Can internal variability lead to a longterm energy imbalance?

...especially if the fluctuations average out to roughly zero over time? This seems to be the crux behind the "It's ocean cycles!" argument and the recent slew of Spencer papers.

2010-04-12T17:06:18Z

even if they didn't average out to zero?

2010-04-12T19:56:43Z

I can see how some ocean oscillations might lead to changes in the extent and location of clouds, thereby leading to short term energy imbalances, but these changes are oscillating about some mean, and show no upward secular trend that could explain multidecadal temperature changes.

MTRstudent2010-04-13T02:56:53Z

Favorite Answer

I plan to do some more work on it, since I don't see that low sensitivity necessarily follows.
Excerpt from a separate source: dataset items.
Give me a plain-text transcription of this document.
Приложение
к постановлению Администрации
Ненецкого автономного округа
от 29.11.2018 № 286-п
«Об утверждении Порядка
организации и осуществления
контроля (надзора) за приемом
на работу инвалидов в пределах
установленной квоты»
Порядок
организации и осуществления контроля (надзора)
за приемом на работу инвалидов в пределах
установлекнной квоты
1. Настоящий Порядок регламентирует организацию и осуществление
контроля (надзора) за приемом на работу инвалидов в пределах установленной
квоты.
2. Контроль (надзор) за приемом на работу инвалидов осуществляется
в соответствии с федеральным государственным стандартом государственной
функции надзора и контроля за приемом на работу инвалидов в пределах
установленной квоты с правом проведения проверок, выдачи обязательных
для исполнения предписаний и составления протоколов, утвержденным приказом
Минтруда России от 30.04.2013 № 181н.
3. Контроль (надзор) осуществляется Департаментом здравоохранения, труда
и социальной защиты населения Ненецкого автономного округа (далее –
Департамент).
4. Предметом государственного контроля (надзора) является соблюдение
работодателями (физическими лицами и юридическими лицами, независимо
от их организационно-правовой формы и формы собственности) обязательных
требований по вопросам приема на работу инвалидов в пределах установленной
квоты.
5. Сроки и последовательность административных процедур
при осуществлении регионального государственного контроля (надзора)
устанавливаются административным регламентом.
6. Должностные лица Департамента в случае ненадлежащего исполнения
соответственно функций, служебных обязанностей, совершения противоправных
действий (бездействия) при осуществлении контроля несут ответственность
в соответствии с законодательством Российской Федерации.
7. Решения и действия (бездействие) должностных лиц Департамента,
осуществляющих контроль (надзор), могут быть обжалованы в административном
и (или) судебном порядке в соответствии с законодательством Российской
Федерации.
The crux of Spencer's point seems to be that if you try and estimate climate sensitivity from a small time period, then you will get wildly high estimates (although I can't see why you wouldn't also get wildly low estimates if you picked a different time period when the internal noise was in anti-phase)

Now, this might be true, I need to do more work on it. And in this case, it _could_ mean that estimates of climate sensitivity based on periods as long as 40, 50, 60... years are very sensitive to internal noise (ie a single measurement is likely worthless), but I don't see that all such measurements will be overestimates - some must be underestimates. Maybe recent ones are overestimates?



However, I don't see how this can explain all the palaeoclimate estimates of climate sensitivity in the 2-4.5C range unless for every time we've looked at, clouds have followed in lockstep with solar, volcanic, albedo and greenhouse forcing. If they aren't causally connected, then that seems very very unlikely.

Dana19812010-04-12T19:27:22Z

I don't see how they could. Internal oscillations just move heat around between oceans and air. But that's not an energy imbalance - it's just moving the energy around. And since they're oscillations, sooner or later they move it back.

If you had say a weak negative cycle followed by a strong positive cycle, certainly it could cause the air to warm a few tenths of a degree overall. But this would also cause the oceans to cool. Obviously that's now what's happening right now, since both oceans and air are warming.
http://www.skepticalscience.com/empirical-evidence-for-global-warming.htm

So I don't really understand how this argument can be physically viable.

Jack_Scar_Action_Hero2010-04-12T21:28:23Z

I do see how they could. Internal oscillations move heat around between oceans and air. That is an energy imbalance - it's moving the energy around. And since they're oscillations, sooner or later they move it back.

If you had say a weak negative cycle followed by a strong positive cycle, certainly it could cause the air to warm a few tenths of a degree overall. But this would also cause the oceans to warm. Obviously that's not what's happening right now, since neither oceans or air are warming.

So I do really understand how this argument can be physically viable.

Facts Matter2010-04-13T01:04:05Z

I have reported pseudo-Dana for impersonation. I hope others will as well, whatever their views.

If you say that land temperatures are being driven upwards by rising sea temperatures, you still have to explain why the sea temperatures themselves are rising.